Berbera, Somaliland
Berbera, Somaliland Wikipedia

The Horn of Africa – a region comprising Eritrea, Djibouti, Ethiopia, Somalia, Kenya and Yemen – has proved one of the world’s most vexing trouble spots for the last 50 years. Cold War rivalries, civil war and tribal conflicts have produced staggering humanitarian suffering and a dangerous breeding ground for terror.

While the world’s attention has focused largely on Somalia as the source for much of this instability, there is a good news story in the Horn of Africa that goes largely unnoticed: Somaliland.

In June 1960, Somaliland gained its independence from Great Britain and was recognized as a sovereign state by 35 nations, including all five permanent members of the U.N. Security Council. Five days later, the government of Somaliland chose to unite with Somalia to create a “Greater Somalia, uniting all the people of ethnic Somali origin.”

But this union was an unqualified failure. The central government in Mogadishu brutally repressed the people of Somaliland, killing 50,000 of its citizens, displacing another 500,000, bombing its cities and laying over 1 million land mines on its territory. In 1991, the people of Somaliland convened a Grand Conference, revoked the Act of Union and declared the independent Republic of Somaliland based on the borders of the former British Protectorate of Somaliland.

Since that time, Somaliland has developed into a strong, dynamic democratic state. A formal constitution was approved in 2001 by 97.7 percent of the population in a national referendum that international observers assessed as free and fair. The constitution provides for the separation of powers and ensures the protection of active opposition political parties, a free and pluralistic media and fundamental human rights and civil freedoms. Nationwide local elections took place in 2003 and 2012, and parliamentary elections were held in 2005. Presidential elections convened in 2003 and 2012, and produced peaceful transfers of power.

Most importantly for the United States, Somaliland has been on the right side of all the important issues. Our government stands four-square with America in the fight against terror. We rigorously enforce the U.N.’s arms embargo against Somalia and readily share threat information. Somaliland has cleared its coastal waters of the scourge of pirates by aggressively apprehending and jailing them. Internally, we have demobilized clan militias and integrated them into unified police and military forces.

Economically, Somaliland is a haven of free-market policies and entrepreneurship. With a per capita GDP of $350, Somaliland ranks ahead of Tanzania, Eritrea and Ethiopia. Many government services such as vehicle licensing, are delivered through the private sector. The port of Berbera provides a lucrative transport hub for trade with Ethiopia. Somaliland boasts a highly competitive telecoms industry, offering mobile and landline services that are among the cheapest in Africa. Foreign direct investment is growing. Coca-Cola (NYSE: KO) has opened a $17 million production facility to supply soft drink, water and juice products to the region. Canada’s Nubian Resources Ltd. is currently prospecting for minerals -- energy, power and infrastructure projects are also high priorities.

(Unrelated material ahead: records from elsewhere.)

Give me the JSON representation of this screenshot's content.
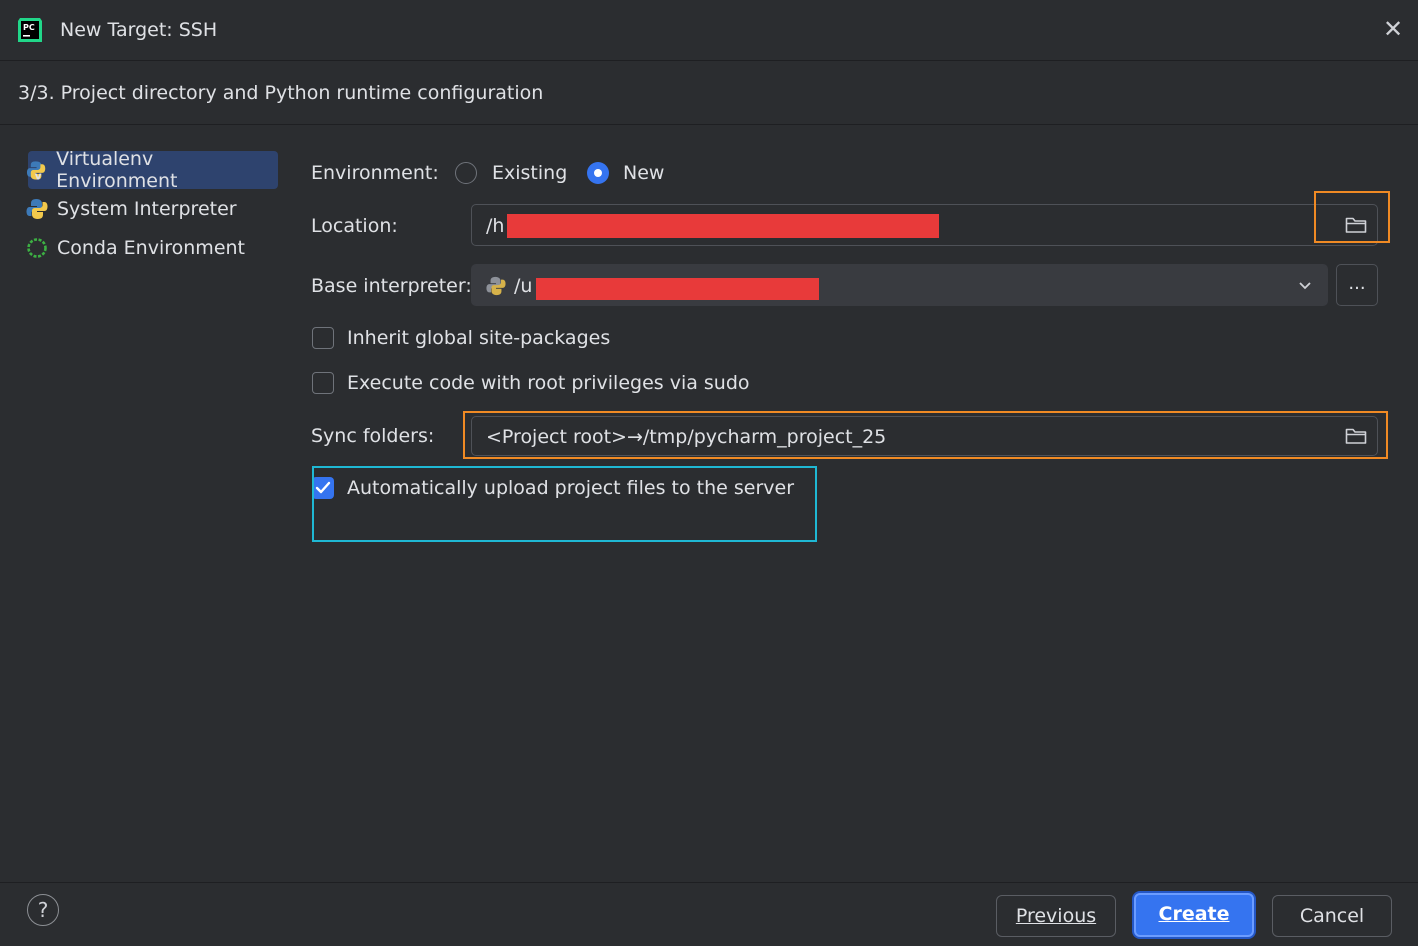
{
  "window": {
    "title": "New Target: SSH",
    "close_glyph": "✕"
  },
  "header": {
    "step": "3/3. Project directory and Python runtime configuration"
  },
  "sidebar": {
    "items": [
      {
        "label": "Virtualenv Environment",
        "icon": "virtualenv-icon",
        "selected": true
      },
      {
        "label": "System Interpreter",
        "icon": "python-icon",
        "selected": false
      },
      {
        "label": "Conda Environment",
        "icon": "conda-icon",
        "selected": false
      }
    ]
  },
  "form": {
    "environment_label": "Environment:",
    "env_options": [
      {
        "label": "Existing",
        "selected": false
      },
      {
        "label": "New",
        "selected": true
      }
    ],
    "location_label": "Location:",
    "location_value_visible": "/h",
    "base_interpreter_label": "Base interpreter:",
    "base_interpreter_value_visible": "/u",
    "browse_label": "...",
    "inherit_label": "Inherit global site-packages",
    "inherit_checked": false,
    "sudo_label": "Execute code with root privileges via sudo",
    "sudo_checked": false,
    "sync_label": "Sync folders:",
    "sync_value": "<Project root>→/tmp/pycharm_project_25",
    "auto_upload_label": "Automatically upload project files to the server",
    "auto_upload_checked": true
  },
  "footer": {
    "help_glyph": "?",
    "previous_label": "Previous",
    "create_label": "Create",
    "cancel_label": "Cancel"
  },
  "colors": {
    "background": "#2b2d30",
    "accent": "#3574f0",
    "highlight_orange": "#f08a24",
    "highlight_cyan": "#1fb8d4",
    "redaction": "#e83a3a"
  }
}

It is time the world recognized Somaliland as a sovereign, independent state. Our region occupies territory where global social, political and economic fault-lines converge. Non-recognition prevents Somaliland from participating fully with international partners to confront these shared challenges. Without the permission of Somalia, navies cannot use our ports to fight piracy. Interpol and foreign governments cannot work with our security services to combat trafficking of people and banned goods. Recognition would significantly enhance our ability to coordinate with international and governmental financial institutions to prevent illicit money flows. International institutions need a sovereign partner to work with to confront serious environmental issues.

International recognition of Somaliland would also send a powerful signal to the rest of Africa and the world. To quote a 2001 report by the Brenthurst Foundation, a Johannesburg-based think-tank, “At a time when ‘ungoverned spaces’ have emerged as a major source of global concern…, it is deeply ironic that the international community should deny itself the opportunity to extend the reach of global governance in a way that would be beneficial both to itself, and to the people of Somaliland.” Far from undermining security, recognition of Somaliland would enhance state capacity and strengthen regional stability.

Until now, Somalia steadfastly refuses even to broach the subject of an independent and sovereign Somaliland. This is unfortunate. We offer a credible example that stable, peaceful, and transparent democracy can succeed in the Horn of Africa. My government is committed to playing a responsible role in international affairs and we will struggle, peacefully, to gain our rightful place on the world stage. We look to the United States, as the paragon of human rights and responsible governance, for support. Formal recognition of Somaliland’s independence not just the right thing to do, it is the smart thing. It would enhance America’s security, promote regional stability and offer a powerful incentive to the rest of Africa that good governance pays.